Ernie Villany, CPA Practice Advisor, February 2022
Outsource vendors prepare returns as an extension of your firm. They use the same tax software and follow any special notes or instructions you provide. Their team will collaborate back and forth on each return until your firm is ready to sign off on review.
Since outsourcing demand is on the rise, many service providers fill their capacity months ahead of the deadline. If your firm is considering outsourcing, it’s important to research and contact vendors far in advance.
See how two of the industry’s most popular outsource vendors compare.
1. Automate data entry and workpaper organization
The most effective antidote to the accounting labor shortage is automation. When there is less to do, you need less peoplepower, and software will always cost less than salaries.
Scan-and-populate solutions automatically extract data from standard documents and populate it into your tax software. Most products also bookmark and organize tax workpapers into a standardized index. Advances in AI are making these solutions more accurate than humans. With less labor involved in your 1040 workflow, your firm can process more returns without adding staff.
The quality of a scan-and-populate solution depends on how many documents and fields it automates.

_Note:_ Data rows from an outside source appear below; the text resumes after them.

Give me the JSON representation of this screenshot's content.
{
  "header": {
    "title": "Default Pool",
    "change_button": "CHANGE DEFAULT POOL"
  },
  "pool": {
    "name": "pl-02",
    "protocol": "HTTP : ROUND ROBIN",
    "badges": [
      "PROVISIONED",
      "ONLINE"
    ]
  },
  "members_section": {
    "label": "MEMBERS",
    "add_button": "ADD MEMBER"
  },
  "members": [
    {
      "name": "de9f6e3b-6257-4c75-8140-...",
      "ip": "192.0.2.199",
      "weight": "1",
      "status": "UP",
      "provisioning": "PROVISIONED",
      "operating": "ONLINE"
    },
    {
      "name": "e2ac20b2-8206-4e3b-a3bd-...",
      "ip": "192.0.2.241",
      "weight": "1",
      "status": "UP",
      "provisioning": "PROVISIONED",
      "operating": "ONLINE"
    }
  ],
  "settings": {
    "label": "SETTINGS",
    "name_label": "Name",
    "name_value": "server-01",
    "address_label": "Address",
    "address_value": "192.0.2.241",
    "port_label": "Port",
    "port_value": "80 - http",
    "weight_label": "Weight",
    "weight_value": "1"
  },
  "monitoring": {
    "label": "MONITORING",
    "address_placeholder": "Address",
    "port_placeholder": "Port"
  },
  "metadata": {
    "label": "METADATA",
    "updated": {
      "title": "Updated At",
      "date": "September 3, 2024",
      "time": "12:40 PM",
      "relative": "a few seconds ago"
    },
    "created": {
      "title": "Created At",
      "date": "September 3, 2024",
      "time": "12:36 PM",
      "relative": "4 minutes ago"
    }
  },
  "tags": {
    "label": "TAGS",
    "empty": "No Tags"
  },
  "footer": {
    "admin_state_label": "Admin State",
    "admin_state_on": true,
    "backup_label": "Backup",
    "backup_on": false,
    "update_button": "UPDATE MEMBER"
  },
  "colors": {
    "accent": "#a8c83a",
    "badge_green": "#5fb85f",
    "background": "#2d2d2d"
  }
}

SurePrep’s 1040SCAN recognizes 4–7 times as many document types as the alternatives, making it the most productive 1040 automation on the market. It’s also the only solution that uses AI to auto-verify OCR data.
Review 1040SCAN’s full document coverage list to gauge how much manual entry your firm could automate.
The shortage in accounting talent means it’s critical to retain staff
Even if your firm isn’t looking to add staff, the industrywide accountant shortage makes it equally important to keep the accountants you currently have. Peak season burnout is part of the reason why many tax professionals are leaving the profession. No one chose a career path in accounting to work overtime inputting data. Unskilled labor is as demoralizing as it is time-consuming. The time spent on manual data entry and binder organization could be spent concentrating on skill-based work.
One added benefit of modernizing your 1040 workflow is that top talent will be more inclined to join and stay at your firm. What does your firm’s current workflow look like? Are your accountants stressed? Leveraging automation, outsourcing, and remote/hybrid work can improve your chances of keeping your team for years to come.